After five or eight minutes, both of us were getting tired. Yet I still had to get him into in my catch and release net. Although the water was not deep, the current was strong, and circumstances forced me to pull him against the current. That was one heavy fish, and he put an awful bend in my little 4-wt bamboo rod. I was half afraid it might snap like a toothpick, and all the while I was trying to remember to turn the rod around (reel facing up) when I had the fish close, so as not to put a permanent set in my cane.

I finally got him into my net, and holding the net in the water I measured him at 18 inches - and a fat, heavy male he was. My size 14 barbless Smuddler (small muddler) was solidly embedded in the cartilage at the corner of his mouth. I extricated the hook and held the fish against the current. After a while I no longer needed to hold him. He rested a couple of minutes more, and then swam off as nicely as could be. I tipped my cap to him as he departed, but I crawled out of the stream and had to sit down. A friend of mine pulled up in his car and walked over to me. He thought I was sick. I was just pooped, but mighty happy too.

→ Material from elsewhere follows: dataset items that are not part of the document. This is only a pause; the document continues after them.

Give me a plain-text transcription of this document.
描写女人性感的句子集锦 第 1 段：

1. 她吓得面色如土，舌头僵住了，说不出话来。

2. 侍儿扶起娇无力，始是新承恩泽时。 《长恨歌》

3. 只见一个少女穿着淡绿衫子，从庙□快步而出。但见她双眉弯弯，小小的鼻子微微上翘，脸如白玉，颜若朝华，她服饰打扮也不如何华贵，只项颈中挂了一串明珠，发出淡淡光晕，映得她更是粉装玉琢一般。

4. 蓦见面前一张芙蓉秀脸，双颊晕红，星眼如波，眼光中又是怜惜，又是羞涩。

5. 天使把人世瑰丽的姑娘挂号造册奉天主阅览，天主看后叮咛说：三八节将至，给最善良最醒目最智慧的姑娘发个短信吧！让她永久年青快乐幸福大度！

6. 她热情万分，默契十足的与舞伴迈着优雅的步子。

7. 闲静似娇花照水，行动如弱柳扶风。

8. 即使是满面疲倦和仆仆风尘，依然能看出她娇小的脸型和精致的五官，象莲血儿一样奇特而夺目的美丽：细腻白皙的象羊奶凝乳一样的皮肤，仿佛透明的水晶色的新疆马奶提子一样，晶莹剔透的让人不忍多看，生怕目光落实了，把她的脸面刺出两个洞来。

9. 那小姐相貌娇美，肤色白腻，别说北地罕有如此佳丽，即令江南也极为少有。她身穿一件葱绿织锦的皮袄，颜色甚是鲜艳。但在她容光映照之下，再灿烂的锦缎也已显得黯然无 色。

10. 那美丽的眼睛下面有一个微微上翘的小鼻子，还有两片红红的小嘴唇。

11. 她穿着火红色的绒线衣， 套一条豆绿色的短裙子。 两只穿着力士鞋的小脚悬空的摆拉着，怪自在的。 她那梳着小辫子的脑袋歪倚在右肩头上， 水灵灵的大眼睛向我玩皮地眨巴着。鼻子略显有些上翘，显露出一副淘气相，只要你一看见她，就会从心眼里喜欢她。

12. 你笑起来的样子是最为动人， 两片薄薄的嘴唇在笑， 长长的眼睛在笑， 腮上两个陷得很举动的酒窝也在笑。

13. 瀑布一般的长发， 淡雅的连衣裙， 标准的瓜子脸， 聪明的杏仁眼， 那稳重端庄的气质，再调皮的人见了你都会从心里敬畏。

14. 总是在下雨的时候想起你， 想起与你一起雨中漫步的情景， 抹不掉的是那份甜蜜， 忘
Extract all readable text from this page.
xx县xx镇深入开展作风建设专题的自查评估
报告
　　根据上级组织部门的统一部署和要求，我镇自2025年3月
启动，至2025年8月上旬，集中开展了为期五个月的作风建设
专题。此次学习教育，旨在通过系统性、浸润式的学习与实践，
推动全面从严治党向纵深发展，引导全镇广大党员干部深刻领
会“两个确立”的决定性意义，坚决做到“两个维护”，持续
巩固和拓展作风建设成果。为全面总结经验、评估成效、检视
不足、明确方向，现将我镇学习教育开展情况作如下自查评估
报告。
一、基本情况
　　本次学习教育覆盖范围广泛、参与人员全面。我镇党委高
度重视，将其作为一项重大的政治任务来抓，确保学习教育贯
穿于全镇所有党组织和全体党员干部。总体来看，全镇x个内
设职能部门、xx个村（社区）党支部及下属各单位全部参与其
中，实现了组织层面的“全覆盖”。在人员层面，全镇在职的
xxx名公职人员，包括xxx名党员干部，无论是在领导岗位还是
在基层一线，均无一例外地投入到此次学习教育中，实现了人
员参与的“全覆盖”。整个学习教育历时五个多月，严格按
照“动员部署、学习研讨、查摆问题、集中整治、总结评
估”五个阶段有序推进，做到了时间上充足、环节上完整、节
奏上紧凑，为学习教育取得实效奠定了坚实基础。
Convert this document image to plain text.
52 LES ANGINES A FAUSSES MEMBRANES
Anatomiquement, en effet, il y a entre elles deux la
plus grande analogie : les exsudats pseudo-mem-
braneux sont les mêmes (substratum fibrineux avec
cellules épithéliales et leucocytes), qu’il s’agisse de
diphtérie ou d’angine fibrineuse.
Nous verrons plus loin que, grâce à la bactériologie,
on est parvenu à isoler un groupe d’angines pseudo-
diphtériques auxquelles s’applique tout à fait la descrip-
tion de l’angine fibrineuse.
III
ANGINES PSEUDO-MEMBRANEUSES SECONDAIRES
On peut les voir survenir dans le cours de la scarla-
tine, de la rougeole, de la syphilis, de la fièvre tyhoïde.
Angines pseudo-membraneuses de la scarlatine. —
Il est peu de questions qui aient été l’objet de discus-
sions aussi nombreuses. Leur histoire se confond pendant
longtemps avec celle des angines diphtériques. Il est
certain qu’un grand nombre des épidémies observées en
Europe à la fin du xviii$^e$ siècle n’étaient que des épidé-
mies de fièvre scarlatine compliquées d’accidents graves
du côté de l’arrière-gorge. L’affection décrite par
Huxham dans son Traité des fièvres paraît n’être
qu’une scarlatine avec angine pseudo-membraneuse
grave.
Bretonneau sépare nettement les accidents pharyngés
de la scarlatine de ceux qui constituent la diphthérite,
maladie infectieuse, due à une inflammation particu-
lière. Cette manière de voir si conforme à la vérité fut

What was most gratifying to me about this heavy-fish-in-a-small-stream experience was that my tackle held up well enough to finish the job. My rod was severely taxed but completed its task. My Hardy Featherweight reel overspooled at one point. This created a bit of a salad on the spool as I reeled in and would have meant a snag and break-off if there had been one last run through the rapids, which luckily I was able to prevent. The hook (a Mustad 94831) did not bend. Both the Pitzen knot connecting the fly and the blood knot connecting my 5X tippet to the leader held. Sometimes it all comes together.